Central Florida Cap Rates
US-27 Corridor (Clermont to Davenport) Cap Rates
The US-27 corridor from Clermont through Davenport is one of the highest-growth commercial corridors in the Orlando metro. National retailers, QSR chains, and self-storage operators are racing to serve the rapidly expanding residential population.
US-27 Corridor (Clermont to Davenport) Cap Rates by Asset Class
| Asset Class | Cap Rate Range | Trend | Notes |
|---|---|---|---|
| NNN Retail Pad | 5.75% - 6.75% | ↑ Firming | Credit-tenant QSR and convenience pads in highest demand. |
| Multi-Tenant Retail | 7.0% - 8.5% | → Stable | Lease-up risk on newer centers. |
| Self-Storage | 6.5% - 7.75% | → Stable | New supply meeting demand from construction boom. |
| Land (Commercial) | N/A | ↑ Firming | Pad-ready sites along US-27 trading at aggressive pricing. |
Cap rate ranges are directional estimates based on Central Florida transactional data and are updated quarterly.

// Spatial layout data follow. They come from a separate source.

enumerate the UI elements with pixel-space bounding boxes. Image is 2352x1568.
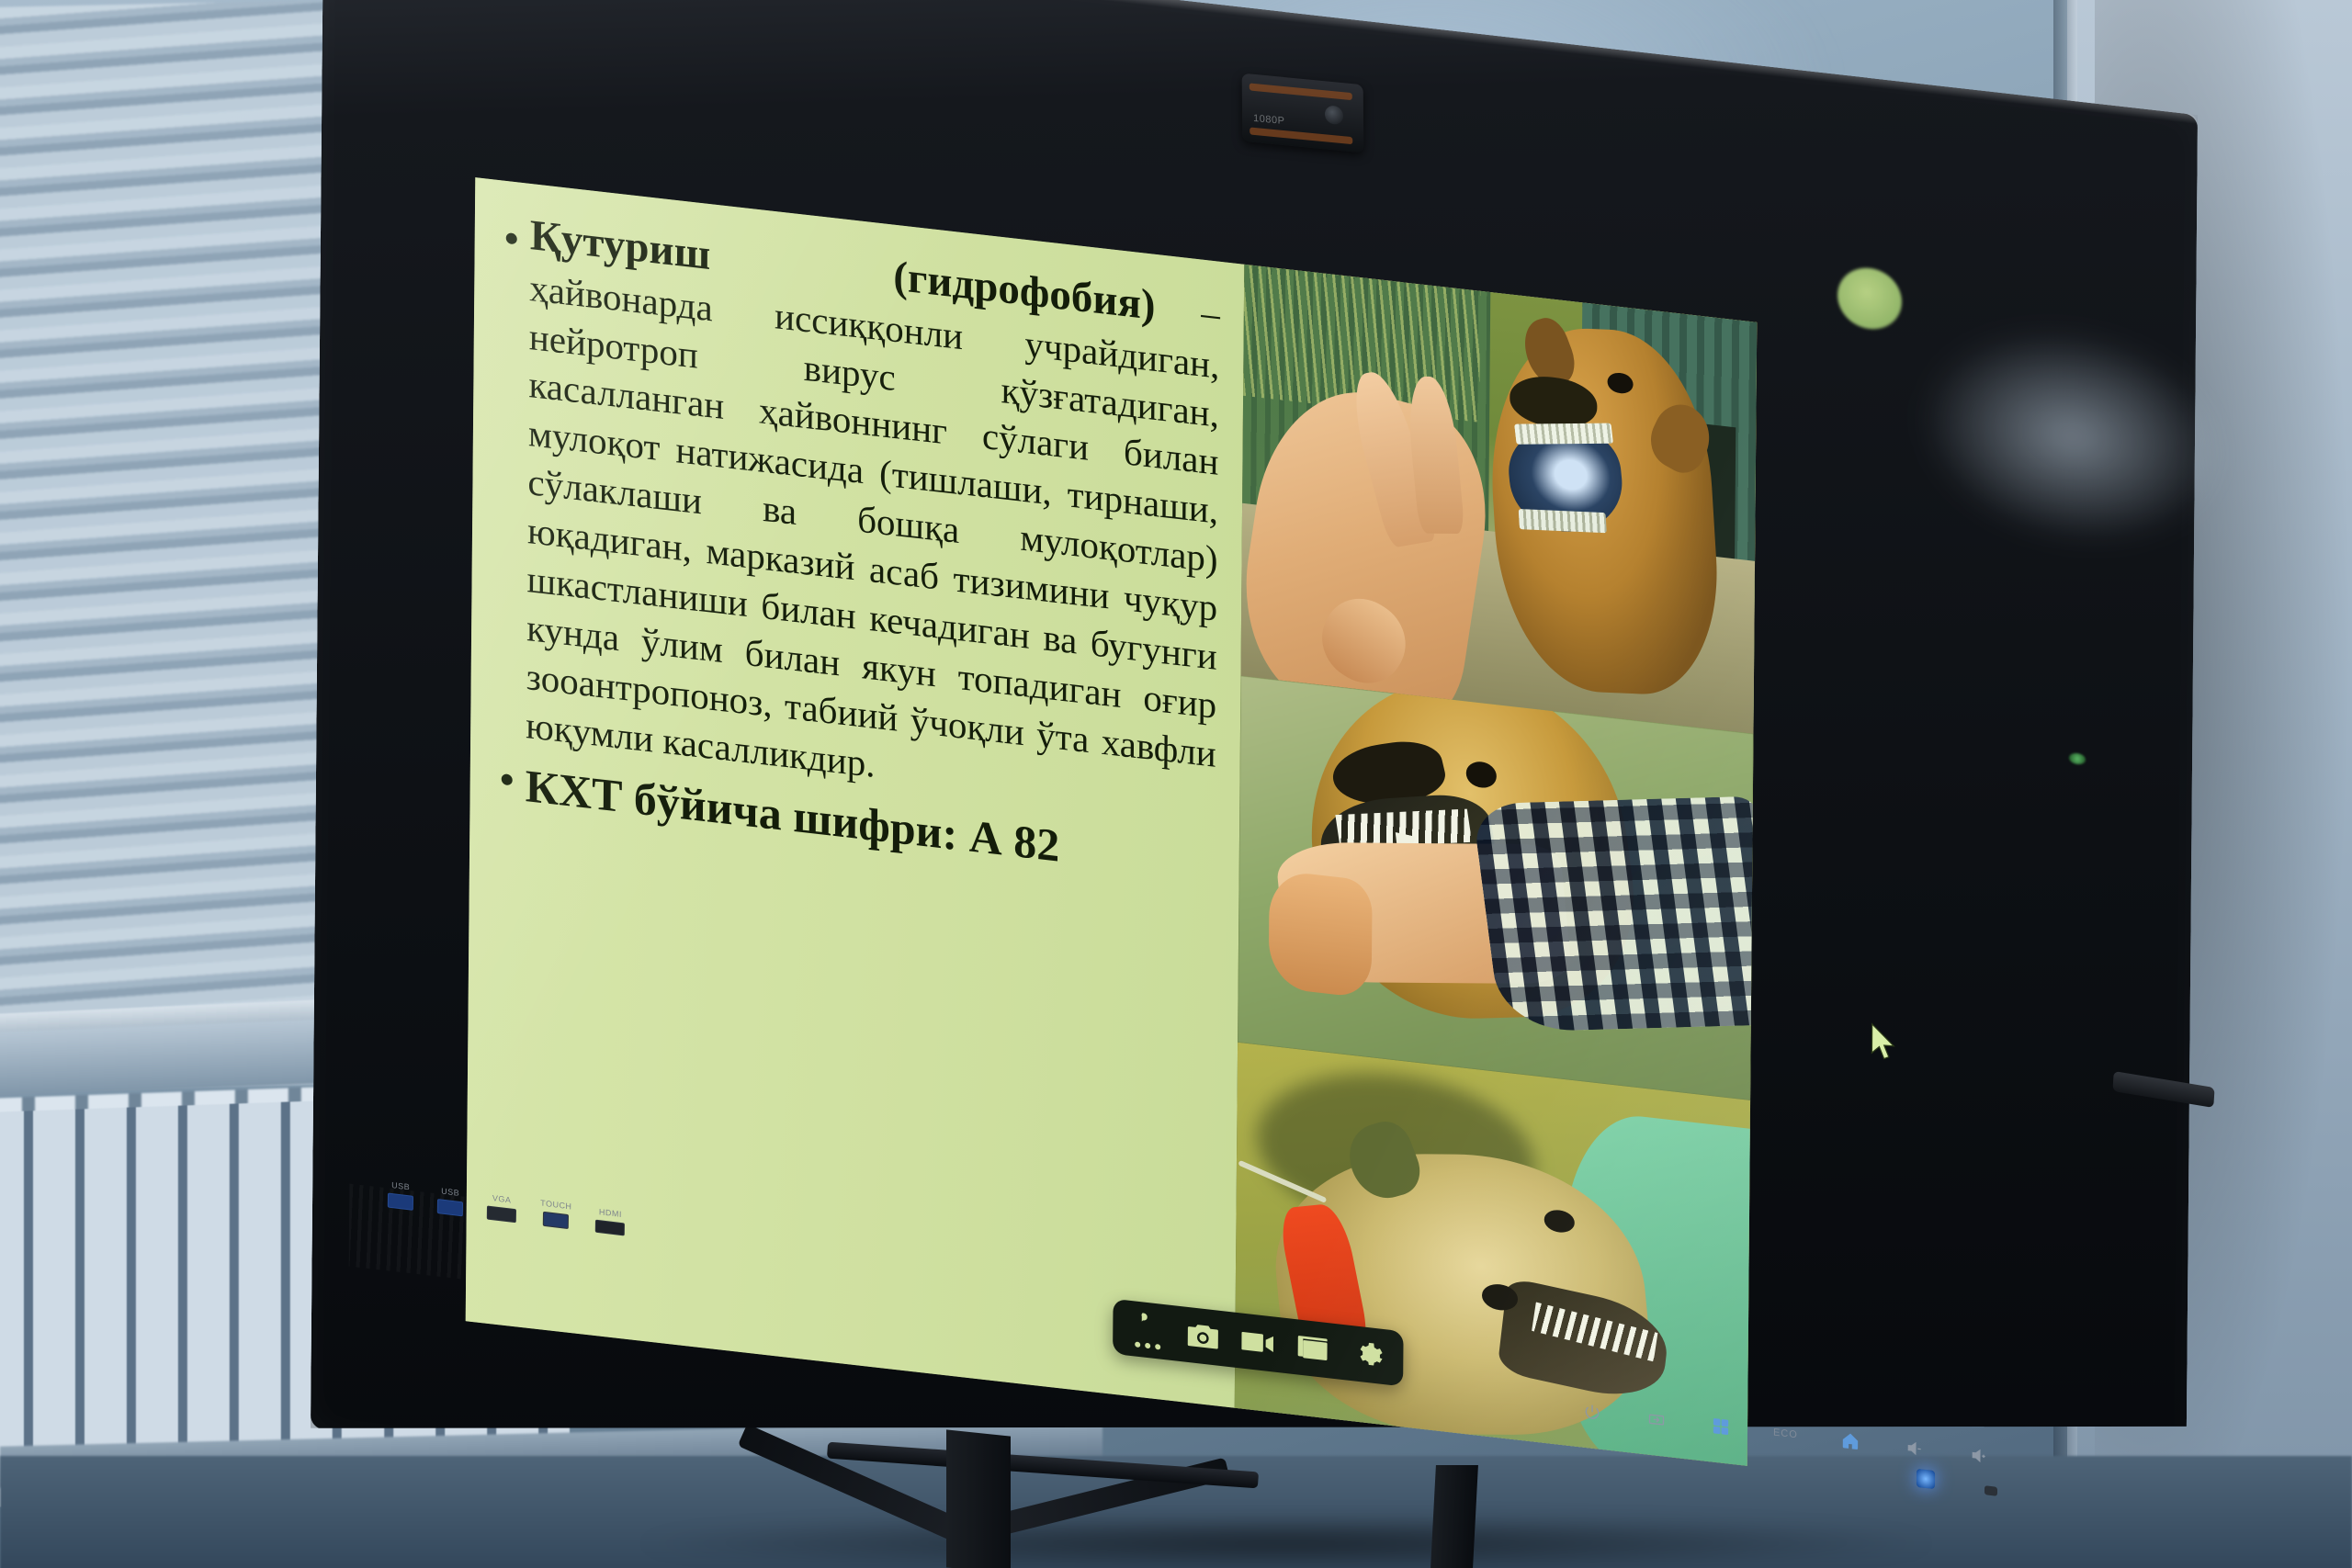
settings-tool-button[interactable]: [1349, 1335, 1389, 1376]
photo-dog-biting-arm: [1238, 676, 1753, 1100]
presentation-slide[interactable]: Қутуриш (гидрофобия) – ҳайвонарда иссиққ…: [466, 177, 1758, 1466]
record-tool-button[interactable]: [1238, 1322, 1279, 1363]
usb-port-icon-2: [437, 1199, 463, 1216]
slide-image-column: [1235, 265, 1758, 1466]
touch-port-icon: [543, 1212, 569, 1229]
display-screen[interactable]: Қутуриш (гидрофобия) – ҳайвонарда иссиққ…: [466, 177, 1758, 1466]
screenshot-tool-button[interactable]: [1183, 1315, 1224, 1357]
interactive-display[interactable]: Қутуриш (гидрофобия) – ҳайвонарда иссиққ…: [0, 0, 2352, 1568]
gear-icon: [1352, 1338, 1385, 1371]
ir-receiver: [1984, 1485, 1997, 1496]
power-status-led: [1917, 1469, 1935, 1489]
port-label-usb-2: USB: [441, 1186, 459, 1197]
port-label-vga: VGA: [492, 1193, 512, 1204]
annotate-tool-button[interactable]: [1128, 1310, 1169, 1351]
camera-icon: [1187, 1320, 1220, 1353]
webcam-resolution-label: 1080P: [1253, 113, 1284, 127]
port-usb-1[interactable]: USB: [388, 1180, 413, 1211]
volume-down-button[interactable]: [1903, 1435, 1927, 1461]
eco-button[interactable]: ECO: [1773, 1427, 1798, 1440]
photo-barking-dog-and-hand: [1240, 265, 1757, 734]
port-vga[interactable]: VGA: [487, 1192, 516, 1223]
port-label-hdmi: HDMI: [599, 1207, 622, 1219]
power-button[interactable]: [1580, 1399, 1604, 1426]
input-source-button[interactable]: [1645, 1406, 1668, 1433]
mouse-cursor: [1870, 1022, 1897, 1062]
photo-scene: Қутуриш (гидрофобия) – ҳайвонарда иссиққ…: [0, 0, 2352, 1568]
port-label-usb-1: USB: [391, 1180, 410, 1191]
photo-dog-red-collar: [1235, 1042, 1750, 1465]
webcam-lens-icon: [1325, 105, 1343, 125]
bullet-marker-icon: [506, 232, 517, 244]
port-touch[interactable]: TOUCH: [540, 1198, 572, 1229]
webcam-module: 1080P: [1242, 73, 1364, 153]
volume-up-icon: [1970, 1446, 1988, 1466]
bullet-definition: Қутуриш (гидрофобия) – ҳайвонарда иссиққ…: [502, 205, 1220, 827]
window-tool-button[interactable]: [1294, 1328, 1334, 1370]
usb-port-icon: [388, 1193, 413, 1211]
volume-down-icon: [1905, 1438, 1924, 1459]
definition-paragraph: Қутуриш (гидрофобия) – ҳайвонарда иссиққ…: [526, 208, 1220, 827]
window-icon: [1297, 1332, 1330, 1365]
apps-button[interactable]: [1709, 1414, 1733, 1440]
arrow-pointer-icon: [1870, 1022, 1897, 1062]
port-hdmi[interactable]: HDMI: [595, 1207, 625, 1236]
home-icon: [1841, 1431, 1860, 1451]
port-usb-2[interactable]: USB: [437, 1186, 463, 1216]
power-icon: [1583, 1402, 1601, 1422]
definition-body: – ҳайвонарда иссиққонли учрайдиган, нейр…: [526, 266, 1220, 785]
input-source-icon: [1647, 1409, 1666, 1429]
apps-grid-icon: [1712, 1416, 1730, 1437]
more-options-dots-icon: [1136, 1341, 1161, 1349]
home-button[interactable]: [1838, 1427, 1862, 1454]
video-camera-icon: [1242, 1326, 1275, 1359]
bullet-marker-icon-2: [502, 773, 513, 785]
volume-up-button[interactable]: [1967, 1442, 1991, 1469]
pen-annotation-icon: [1132, 1310, 1165, 1328]
bezel-reflection: [1919, 313, 2224, 558]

For deal-specific pricing, contact MaxLife Realty for a current valuation.
What Drives Demand in US-27 Corridor (Clermont to Davenport)
- •Explosive residential growth in south Lake and north Polk counties
- •National retailers backfilling US-27 with new pad sites and power centers
- •Self-storage demand from rapid housing construction
- •Florida Turnpike interchange access at key nodes
US-27 Corridor (Clermont to Davenport) Cap Rate Outlook
The US-27 corridor offers some of the strongest yield-on-cost opportunities in the Orlando metro for retail and self-storage investors. Population growth shows no signs of slowing, and national tenants are actively seeking sites. Land investors should focus on entitled pad sites near Turnpike interchanges.